Gazetecilik vitrinde (benim için alanda) bir meslek olduğu için birçok edebiyatçıya albenili gelir. Hatta eline her kalem alan yada fotoğraf makinesi geçiren gazetecilik mesleğine hevesleniverir. İlk anlarda basın mesleği onun için cazip bir uğraş olarak belleğinde kendisini aldatıverir. Ama mesleği gazetecilik olmayan yazı insanları için gazeteciye özenerek sürekli yazmaya heveslenmek, hatta gazeteci gibi davranmak ise öldürücü olmanın da ötesindedir.
Gazeteci uyarıcıdır, eleştireldir. Çünkü bilgiyle yazar, bir üslup geliştirdiği için, bunun diliyle konuşur. Çok “net”tir, açık ve saydamdır. “Açık gazetecilik” yapar. Sözü orada burada gezindirip durmaz. Yan/yön bakışına takılıp, kör kuyulara sapmaz. Algı düzeyi açıklığıyla hem kavratıcı hem de kuşatıcıdır. Gazetecilik tutumudur yazısına yansıyan, üslubunu belirleyen. Çünkü, bilir ki bu köşedeki her sözcüğü, kurduğu her cümlesiyle gazetecilik görevini yerine getirmektedir. Bilgi, yorum, aydınlatma, muhalif söylem gazetecinin kamu adına olmazsa olmazlarındandır.
Gazetecinin çevresi /çerçevesi güven/bilgi/haber/yorum/analizdir. Yazar ise insana ve topluma kendi penceresinden bakarak kendi gerçekliğinin dilini yaratır. Ama gazetesi adına gazetecinin böyle bir lüksü/seçeneği yoktur.
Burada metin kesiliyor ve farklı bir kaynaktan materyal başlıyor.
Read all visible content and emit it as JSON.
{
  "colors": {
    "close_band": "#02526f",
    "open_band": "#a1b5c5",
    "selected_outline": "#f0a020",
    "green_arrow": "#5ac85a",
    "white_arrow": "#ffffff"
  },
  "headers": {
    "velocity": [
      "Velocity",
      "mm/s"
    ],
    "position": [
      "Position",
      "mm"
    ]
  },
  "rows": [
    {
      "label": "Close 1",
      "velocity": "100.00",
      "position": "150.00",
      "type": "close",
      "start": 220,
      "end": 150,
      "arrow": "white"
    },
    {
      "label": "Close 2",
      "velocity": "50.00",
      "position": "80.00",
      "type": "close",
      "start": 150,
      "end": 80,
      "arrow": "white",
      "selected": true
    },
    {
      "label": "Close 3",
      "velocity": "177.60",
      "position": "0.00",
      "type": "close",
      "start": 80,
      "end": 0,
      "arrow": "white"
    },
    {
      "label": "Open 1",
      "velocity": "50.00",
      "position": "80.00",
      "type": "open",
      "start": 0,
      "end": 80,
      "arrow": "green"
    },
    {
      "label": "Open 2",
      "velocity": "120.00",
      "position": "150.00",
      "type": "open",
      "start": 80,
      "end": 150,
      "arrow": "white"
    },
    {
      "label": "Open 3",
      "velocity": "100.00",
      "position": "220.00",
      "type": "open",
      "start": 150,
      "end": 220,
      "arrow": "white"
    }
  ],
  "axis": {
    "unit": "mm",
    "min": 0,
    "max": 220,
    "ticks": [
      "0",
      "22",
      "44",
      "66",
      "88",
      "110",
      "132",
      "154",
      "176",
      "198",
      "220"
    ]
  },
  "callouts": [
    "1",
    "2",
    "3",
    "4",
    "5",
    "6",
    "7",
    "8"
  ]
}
Evet, işin özüne döndüğümüzde ise gazetecinin yalnızca haber ulaştıran bir “muhabir” olmadığını, gazetenin bütün sathına yayılan bir iç gözle dünyayı okuyarak her sabah akşam insanlara birçok bilgiyi haberi Doğru/yansız/ilkeli biçimde yansıtması gerektiğini söylemek isteriz.
Bu, sanat haberinden, üçüncü sayfa haberine, politik yorumdan, ülkenizdeki haberlerin tamamına dış dünyadaki olaylara kadar her bir mecrada gazeteci gibi gazetenin de çok ince bir çizgide izlemesi gereken başlıca tutumudur
Ama eğer siz “talimat”lar alarak bu işi yapmaya soyunursanız, yaptığınız gazetecilik olmaz. Bunun adı başka bir şeydir. Zamanın eleği bunları eler, değirmeni de öğütür. Bu güne kadar işimizi yapanken, bizler hep bunu meslek etiği olarak korumaya çalışıyoruz. Sanıyorum bütün meslektaşlarımın üzerinde hassasiyetle durduğu konu budur. Önümüz çeşitli engeller ile kapatılmak istense de bizler bizden öncesinde olduğu gibi kamu önün de hesap verebilirlik kurulları içerisinde bunu yapmaya devam edeceğiz.
Bizim önümüze konun engeller arasında kendisine bürokrasi kademesinde bir koltuk ve bir makam bulmuş kişilerin iğneleyici sözleri veya sataşmaları asla bizleri mesleğimizin bilincinden caydırıcı olmamalı küçük menfaatler uğruna ise Dünya’nın en eski mesleği olan Gazetecilik mesleğini birilerinin emrine tevdi etmemeliyiz. Şayet böylesi olanların hezeyanına dur demek için gerektiğinde uyarıcılık görevini yerine getirmekten mesleğin bizlere verdiği görev ve sorumluluğu yerine getirmekten kaçmamalıyız.